Men charged with stealing panel from ‘Native Hosts’ artwork at KU’s Spencer Museum to give a public apology

photo by: Ryan Waggoner
The "Native Hosts" series by Hock E Aye Vi Edgar Heap of Birds is KU's Common Work of Art, pictured on display outside the Spencer Museum of Art.
The men who were charged with stealing a panel from the “Native Hosts” artwork at Spencer Museum of Art in 2021 are scheduled to give a public apology on Saturday.
The public apology was announced this week on social media by the First Nations Student Association at the University of Kansas. The post said that the student organization along with representatives from the Spencer and KU faculty and staff participated in a restorative justice meeting conducted by Building Peace Inc. on Nov. 7 and came to an agreement with the men about the apology.
The event will be at 2 p.m. Saturday in front of the Spencer, where the artwork stood, and is expected to last 30 minutes.
The men, Samuel C. McKnight and John W. Wichlenski, both 23, were each charged with one felony count of theft for taking a panel of KU’s Common Work of Art, titled “Native Hosts,” by artist Hock E Aye Vi Edgar Heap of Birds on or about Sept. 29, 2021, according to charging documents. Court records indicate that Wichlenski was granted diversion in July and McKnight was granted diversion in August.
A diversion is a process whereby someone accused of a crime is “diverted” from the usual legal procedures and instead completes the terms of an agreement, which may include some sort of rehabilitation program or fine. If the program is successfully completed, the criminal charges could be dropped.
As part of their diversion agreements, the men agreed to write a letter of apology to the museum and the Native American community, according to court records.
In McKnight’s diversion agreement, he said that he and Wichlenski got drunk the night of Sept. 28, 2021, and went to the museum and stole the artwork. McKnight said that he then put the artwork on display on his apartment balcony at the Varsity House, 1043 Indiana St., where a KU Public Safety police officer saw it. The officer went to the apartment and arrested him, and McKnight then confessed to the crime.

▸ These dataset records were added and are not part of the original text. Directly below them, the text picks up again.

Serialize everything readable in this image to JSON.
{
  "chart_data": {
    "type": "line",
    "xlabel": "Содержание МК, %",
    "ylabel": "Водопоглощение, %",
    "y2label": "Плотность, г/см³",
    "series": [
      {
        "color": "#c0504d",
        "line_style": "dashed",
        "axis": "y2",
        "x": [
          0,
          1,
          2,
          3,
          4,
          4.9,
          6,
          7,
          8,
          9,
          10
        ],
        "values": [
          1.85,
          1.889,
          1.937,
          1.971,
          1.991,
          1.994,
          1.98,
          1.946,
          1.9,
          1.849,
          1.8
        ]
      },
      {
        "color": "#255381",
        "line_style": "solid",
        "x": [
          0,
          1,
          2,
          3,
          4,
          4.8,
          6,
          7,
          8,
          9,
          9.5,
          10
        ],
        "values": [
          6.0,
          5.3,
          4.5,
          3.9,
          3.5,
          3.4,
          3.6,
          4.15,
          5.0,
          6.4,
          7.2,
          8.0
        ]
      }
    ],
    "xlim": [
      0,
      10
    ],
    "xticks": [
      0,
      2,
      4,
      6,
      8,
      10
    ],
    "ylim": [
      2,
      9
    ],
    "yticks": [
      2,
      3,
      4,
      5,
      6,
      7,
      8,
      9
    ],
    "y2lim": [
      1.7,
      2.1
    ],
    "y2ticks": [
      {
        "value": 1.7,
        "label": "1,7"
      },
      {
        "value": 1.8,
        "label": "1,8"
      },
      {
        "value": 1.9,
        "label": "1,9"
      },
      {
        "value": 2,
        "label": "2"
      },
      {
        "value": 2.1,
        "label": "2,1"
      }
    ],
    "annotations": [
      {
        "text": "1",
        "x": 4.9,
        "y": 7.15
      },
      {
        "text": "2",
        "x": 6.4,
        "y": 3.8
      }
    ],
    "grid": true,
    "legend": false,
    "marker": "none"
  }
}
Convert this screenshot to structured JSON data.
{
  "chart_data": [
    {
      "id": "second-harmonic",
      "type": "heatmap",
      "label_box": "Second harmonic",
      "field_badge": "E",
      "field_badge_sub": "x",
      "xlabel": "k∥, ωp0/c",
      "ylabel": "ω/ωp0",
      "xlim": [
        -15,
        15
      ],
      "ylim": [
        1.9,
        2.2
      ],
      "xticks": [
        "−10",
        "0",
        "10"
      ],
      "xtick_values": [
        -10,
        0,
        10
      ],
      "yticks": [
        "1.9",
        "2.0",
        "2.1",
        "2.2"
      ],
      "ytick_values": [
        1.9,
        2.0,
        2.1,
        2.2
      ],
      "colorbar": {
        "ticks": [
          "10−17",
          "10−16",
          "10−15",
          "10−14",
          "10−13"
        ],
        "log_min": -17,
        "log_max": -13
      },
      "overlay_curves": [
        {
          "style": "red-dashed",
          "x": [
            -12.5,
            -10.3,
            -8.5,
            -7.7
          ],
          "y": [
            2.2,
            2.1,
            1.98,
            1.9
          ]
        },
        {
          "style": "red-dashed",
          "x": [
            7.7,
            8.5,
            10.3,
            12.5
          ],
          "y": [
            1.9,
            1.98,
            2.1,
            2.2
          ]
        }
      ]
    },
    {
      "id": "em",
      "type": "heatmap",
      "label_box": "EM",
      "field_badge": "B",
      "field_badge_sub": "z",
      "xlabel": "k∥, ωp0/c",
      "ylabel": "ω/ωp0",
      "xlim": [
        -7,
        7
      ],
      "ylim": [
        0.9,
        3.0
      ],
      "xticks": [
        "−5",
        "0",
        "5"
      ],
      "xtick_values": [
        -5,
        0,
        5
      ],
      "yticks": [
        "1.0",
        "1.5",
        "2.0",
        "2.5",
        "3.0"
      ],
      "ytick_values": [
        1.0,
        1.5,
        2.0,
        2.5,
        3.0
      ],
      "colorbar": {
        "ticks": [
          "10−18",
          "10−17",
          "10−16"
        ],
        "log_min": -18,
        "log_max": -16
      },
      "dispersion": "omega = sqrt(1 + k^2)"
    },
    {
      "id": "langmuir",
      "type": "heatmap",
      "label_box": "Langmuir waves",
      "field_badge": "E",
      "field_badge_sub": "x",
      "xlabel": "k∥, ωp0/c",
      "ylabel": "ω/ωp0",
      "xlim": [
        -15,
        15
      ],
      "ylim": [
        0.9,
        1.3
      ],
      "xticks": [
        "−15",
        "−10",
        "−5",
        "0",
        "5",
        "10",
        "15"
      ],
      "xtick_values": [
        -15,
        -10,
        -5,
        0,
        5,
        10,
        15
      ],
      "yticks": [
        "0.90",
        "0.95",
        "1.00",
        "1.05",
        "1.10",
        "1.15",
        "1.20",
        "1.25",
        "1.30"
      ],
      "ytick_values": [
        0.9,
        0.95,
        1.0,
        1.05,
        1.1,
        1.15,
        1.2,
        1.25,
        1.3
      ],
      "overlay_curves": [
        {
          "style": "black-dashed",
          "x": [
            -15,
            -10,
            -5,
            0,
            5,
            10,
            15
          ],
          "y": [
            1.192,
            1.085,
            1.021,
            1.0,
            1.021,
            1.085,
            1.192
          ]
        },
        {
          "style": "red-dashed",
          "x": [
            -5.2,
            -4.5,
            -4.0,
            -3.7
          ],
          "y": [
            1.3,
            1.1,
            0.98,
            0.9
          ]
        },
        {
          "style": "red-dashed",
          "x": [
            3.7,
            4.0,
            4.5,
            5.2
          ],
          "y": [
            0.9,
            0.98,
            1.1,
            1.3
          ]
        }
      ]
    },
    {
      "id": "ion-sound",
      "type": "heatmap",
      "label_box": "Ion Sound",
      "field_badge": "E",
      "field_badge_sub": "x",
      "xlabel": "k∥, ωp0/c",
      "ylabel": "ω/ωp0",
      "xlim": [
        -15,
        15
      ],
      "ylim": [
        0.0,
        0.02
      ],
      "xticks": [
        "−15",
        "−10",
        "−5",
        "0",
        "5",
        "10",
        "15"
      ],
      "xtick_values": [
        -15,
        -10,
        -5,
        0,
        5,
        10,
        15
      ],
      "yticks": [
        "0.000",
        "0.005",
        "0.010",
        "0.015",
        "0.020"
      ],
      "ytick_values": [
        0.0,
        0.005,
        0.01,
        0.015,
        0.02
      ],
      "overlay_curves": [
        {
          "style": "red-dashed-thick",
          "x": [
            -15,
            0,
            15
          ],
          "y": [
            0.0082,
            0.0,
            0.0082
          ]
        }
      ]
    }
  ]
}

The theft of the “Native Hosts” panel came a few weeks after four of the five panels of the work were vandalized. Two men have been charged in connection with the vandalism. Josef Robert Keivan, 20, of Burr Ridge, Illinois, and Owen Patrick McAuliffe, 19, of La Grange Park, Illinois, have each been charged with one felony count of criminal damage for allegedly vandalizing the artwork on Sept. 4, 2021.
Both Keivan and McAuliffe are scheduled to appear in court in January on those charges.
Of the four men involved in the theft and vandalism cases, only one of them, McAuliffe, is currently a KU student, according to Erinn Barcomb-Peterson, a spokesperson with KU. The other three are former KU students.
Editor’s note: This story has been updated to clarify that the men are apologizing as part of the diversion agreements they reached with the state.